I’ll second Josh Groban, although I’ve mentioned him in prior threads, so I didn’t here. My favorite of his being “Higher Window”
Not exactly “these days” though…
Look up the YouTube channel for Postmodern Jukebox. They use a lot of great singers and the performances are live and not auto tuned.
Brandi Carlile has a nice voice too.
I’m a big fan (as you can tell by the singers I linked above).
I meant to play two other songs by Sia.
The first song I ever heard by her was this one…
She is mesmerizing.
“Ripped off”? No more than she’s “ripped off” Tori Amos…
I recently had the privilege of attending a production of Das Rheingold in Seattle, featuring the great Greer Grimsley as Wotan. He’s been the undisputed best Wotan on the international opera scene for quite some time, and though I’d never heard of him before, I was blown away by the visceral experience of his booming vocals. It takes a special kind of talent to be able to sing so that thousands of people up to a hundred feet away can hear you clearly without amplification, and he’s got it in spades.
Here’s a Youtube video with 719 million views, Pentatonix, an a capella group doing Leonard Cohen’s Hallelujah. I know that number of views doesn’t automatically mean quality, but I love their voices and harmonies https://youtu.be/LRP8d7hhpoQ
And @smapti 's post reminded me of a great bass-baritone, Bryn Terfel: https://youtu.be/j615j-OKQNg?t=39
I don’t have very many chances to listen to current singers either. Basically I hear two songs by one artist most weeks when I watch Saturday Night Live (and I am only occasionally impressed by them), and sometimes YouTube will show me an interesting singer (and I don’t subscribe to anyone’s channel but just let YouTube show me things based on what I’ve watched before). That’s how I learned of Eva Cassidy and Allie Sherman. Another singer I think is now great is Connie Talbot. I heard her performance of ‘Over the Rainbow’ which was done when she was 6 years old on Britain’s Got Talent. Yeah, she was not yet a great singer at that point, of course. On the other hand, I found myself thinking, if Judy Garland did a very good version of it and died when she was 47, and Israel Kamakawiwoʻole did an even better version of it and died when he was 38, and Eva Cassidy did a brilliant version of it and died when she was 33, what’s going to happen to Connie Talbot? If she continues to improve, at some point she will do an even better version of “Over the Rainbow” and promptly keel over dead on the spot.
Another example of how there are great singers who almost didn’t get discovered at all is Susan Boyle. She was sort of the opposite of Connie Talbot. She was just short of 48 when she sang ‘I Dreamed a Dream’ on Britain’s Got Talent. The judges and everyone in the audience were stunned at how good she was.

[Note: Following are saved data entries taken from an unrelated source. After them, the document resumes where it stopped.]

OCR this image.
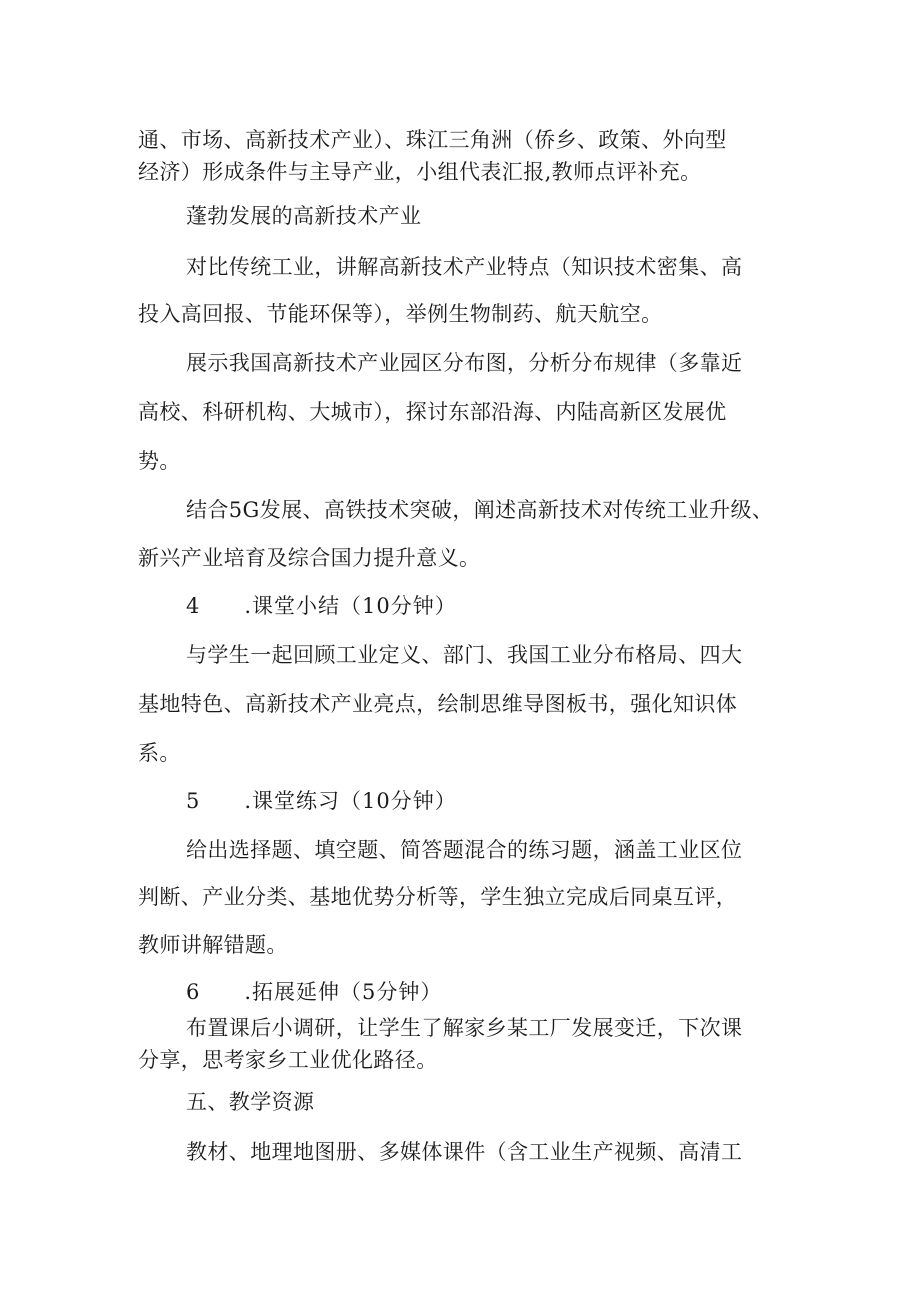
通、市场、高新技术产业）、珠江三角洲（侨乡、政策、外向型
经济）形成条件与主导产业，小组代表汇报,教师点评补充。
蓬勃发展的高新技术产业
对比传统工业，讲解高新技术产业特点（知识技术密集、高
投入高回报、节能环保等），举例生物制药、航天航空。
展示我国高新技术产业园区分布图，分析分布规律（多靠近
高校、科研机构、大城市），探讨东部沿海、内陆高新区发展优
势。
结合5G发展、高铁技术突破，阐述高新技术对传统工业升级、
新兴产业培育及综合国力提升意义。
4　　.课堂小结（10分钟）
与学生一起回顾工业定义、部门、我国工业分布格局、四大
基地特色、高新技术产业亮点，绘制思维导图板书，强化知识体
系。
5　　.课堂练习（10分钟）
给出选择题、填空题、简答题混合的练习题，涵盖工业区位
判断、产业分类、基地优势分析等，学生独立完成后同桌互评，
教师讲解错题。
6　　.拓展延伸（5分钟）
布置课后小调研，让学生了解家乡某工厂发展变迁，下次课
分享，思考家乡工业优化路径。
五、教学资源
教材、地理地图册、多媒体课件（含工业生产视频、高清工
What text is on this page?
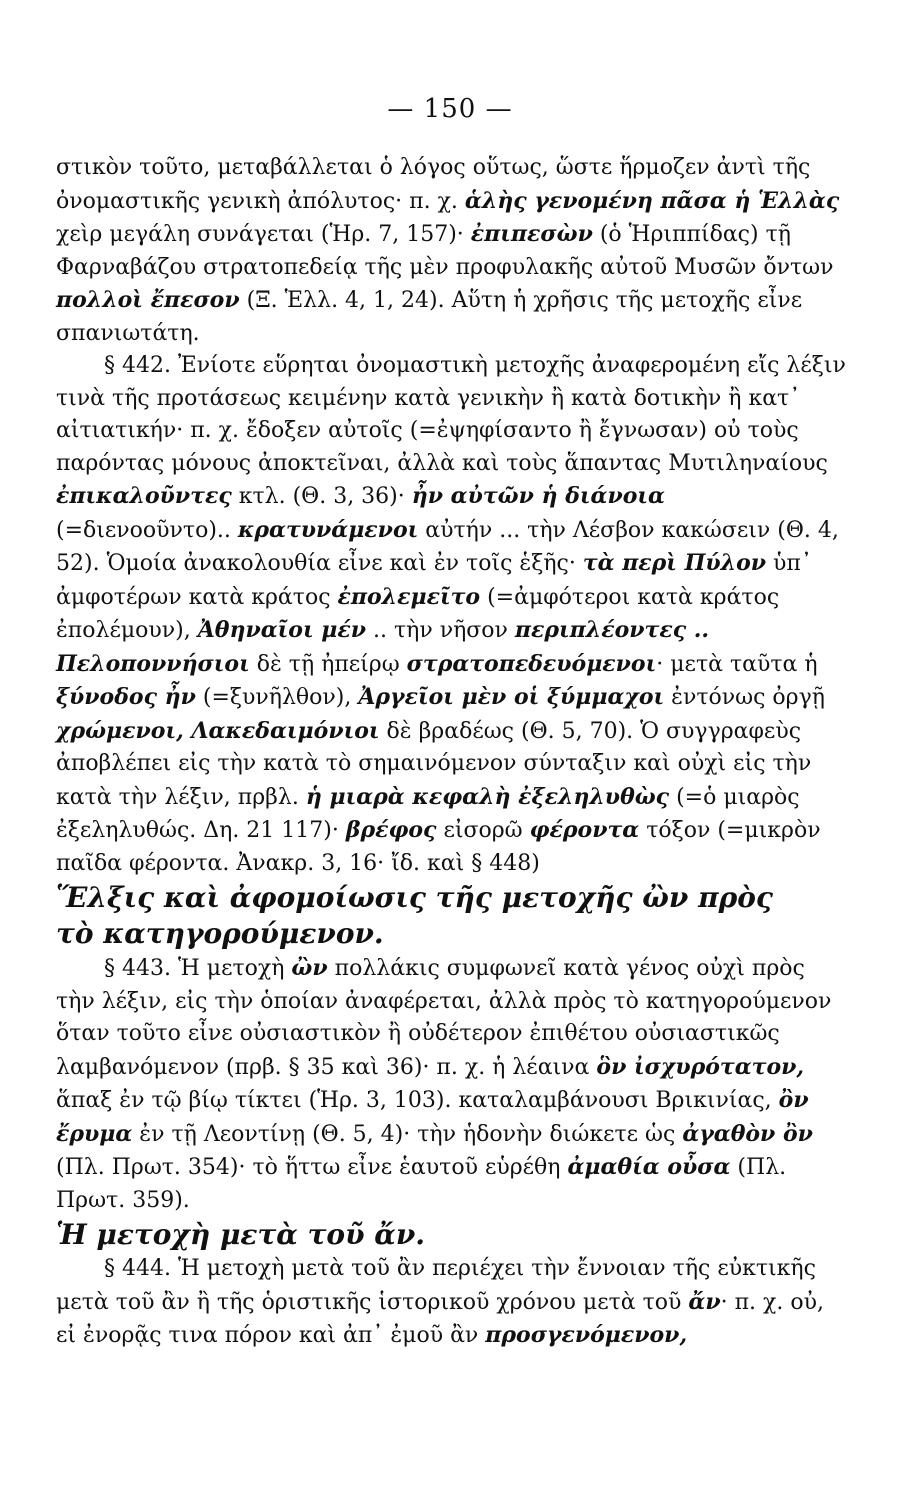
— 150 —

στικὸν τοῦτο, μεταβάλλεται ὁ λόγος οὕτως, ὥστε ἥρμοζεν ἀντὶ τῆς ὀνομαστικῆς γενικὴ ἀπόλυτος· π. χ. ἁλὴς γενομένη πᾶσα ἡ Ἑλλὰς χεὶρ μεγάλη συνάγεται (Ἡρ. 7, 157)· ἐπιπεσὼν (ὁ Ἡριππίδας) τῇ Φαρναβάζου στρατοπεδείᾳ τῆς μὲν προφυλακῆς αὐτοῦ Μυσῶν ὄντων πολλοὶ ἔπεσον (Ξ. Ἑλλ. 4, 1, 24). Αὕτη ἡ χρῆσις τῆς μετοχῆς εἶνε σπανιωτάτη.

§ 442. Ἐνίοτε εὕρηται ὀνομαστικὴ μετοχῆς ἀναφερομένη εἴς λέξιν τινὰ τῆς προτάσεως κειμένην κατὰ γενικὴν ἢ κατὰ δοτικὴν ἢ κατ᾽ αἰτιατικήν· π. χ. ἔδοξεν αὐτοῖς (=ἐψηφίσαντο ἢ ἔγνωσαν) οὐ τοὺς παρόντας μόνους ἀποκτεῖναι, ἀλλὰ καὶ τοὺς ἅπαντας Μυτιληναίους ἐπικαλοῦντες κτλ. (Θ. 3, 36)· ἦν αὐτῶν ἡ διάνοια (=διενοοῦντο).. κρατυνάμενοι αὐτήν ... τὴν Λέσβον κακώσειν (Θ. 4, 52). Ὁμοία ἀνακολουθία εἶνε καὶ ἐν τοῖς ἑξῆς· τὰ περὶ Πύλον ὑπ᾽ ἀμφοτέρων κατὰ κράτος ἐπολεμεῖτο (=ἀμφότεροι κατὰ κράτος ἐπολέμουν), Ἀθηναῖοι μέν .. τὴν νῆσον περιπλέοντες .. Πελοποννήσιοι δὲ τῇ ἠπείρῳ στρατοπεδευόμενοι· μετὰ ταῦτα ἡ ξύνοδος ἦν (=ξυνῆλθον), Ἀργεῖοι μὲν οἱ ξύμμαχοι ἐντόνως ὀργῇ χρώμενοι, Λακεδαιμόνιοι δὲ βραδέως (Θ. 5, 70). Ὁ συγγραφεὺς ἀποβλέπει εἰς τὴν κατὰ τὸ σημαινόμενον σύνταξιν καὶ οὐχὶ εἰς τὴν κατὰ τὴν λέξιν, πρβλ. ἡ μιαρὰ κεφαλὴ ἐξεληλυθὼς (=ὁ μιαρὸς ἐξεληλυθώς. Δη. 21 117)· βρέφος εἰσορῶ φέροντα τόξον (=μικρὸν παῖδα φέροντα. Ἀνακρ. 3, 16· ἴδ. καὶ § 448)

Ἕλξις καὶ ἀφομοίωσις τῆς μετοχῆς ὢν πρὸς
τὸ κατηγορούμενον.

§ 443. Ἡ μετοχὴ ὢν πολλάκις συμφωνεῖ κατὰ γένος οὐχὶ πρὸς τὴν λέξιν, εἰς τὴν ὁποίαν ἀναφέρεται, ἀλλὰ πρὸς τὸ κατηγορούμενον ὅταν τοῦτο εἶνε οὐσιαστικὸν ἢ οὐδέτερον ἐπιθέτου οὐσιαστικῶς λαμβανόμενον (πρβ. § 35 καὶ 36)· π. χ. ἡ λέαινα ὃν ἰσχυρότατον, ἅπαξ ἐν τῷ βίῳ τίκτει (Ἡρ. 3, 103). καταλαμβάνουσι Βρικινίας, ὂν ἔρυμα ἐν τῇ Λεοντίνῃ (Θ. 5, 4)· τὴν ἡδονὴν διώκετε ὡς ἀγαθὸν ὂν (Πλ. Πρωτ. 354)· τὸ ἥττω εἶνε ἑαυτοῦ εὑρέθη ἀμαθία οὖσα (Πλ. Πρωτ. 359).

Ἡ μετοχὴ μετὰ τοῦ ἄν.

§ 444. Ἡ μετοχὴ μετὰ τοῦ ἂν περιέχει τὴν ἔννοιαν τῆς εὐκτικῆς μετὰ τοῦ ἂν ἢ τῆς ὁριστικῆς ἱστορικοῦ χρόνου μετὰ τοῦ ἄν· π. χ. οὐ, εἰ ἐνορᾷς τινα πόρον καὶ ἀπ᾽ ἐμοῦ ἂν προσγενόμενον,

They all thought something like “How has she gone so long without being discovered?”.
Repeating myself a bit, but the thread about Great Covers of a Song has a -lot- of hits for this thread, including Josh Groban, Pentatonix, and a bunch of quality, but sometimes only “internet famous” artists.
My wife drug me to a Michael Buble concert last year. Not a fan of his music but he has to be one of the best crooners out there today. He is pretty funny too.
This thread makes me realize I have not been to the opera for a while. Who is today’s Pavarotti?
She should have gone to rehab. Great song, though.
The truth is, great vocal ability isn’t rare. My kid took vocal lessons, and at his class concert there were several singers who could have held their own on American Idol, just from one class in one school. I saw a cover of Pink Floyd’s ‘Great Gig in the Sky’, a couole of years ago and a local singer just blew the roof off the place, easily matching the original vocals which were amazing.
The popular singers that ‘make it’ need something else. On American Idol it’s often a sob story or some oher uniqueness factor. Women often also have to be attractive to get noticed. Songwriting ability helps, as does connections to famous people or money. There’s also a luck factor, and an ‘it’ factor which can be hard to define. Charisma, star appeal, a certain look, whatever.
This is why there are so many ‘engineered’ pop stars It’s easy to find people with a good voice, then you can mold the other stuff around them, get Max Martin to write them a hit, dress them in sexy but ‘empowering’ clothes, yada yada.
Yeah, great singer, great song, true story. Unfortunately.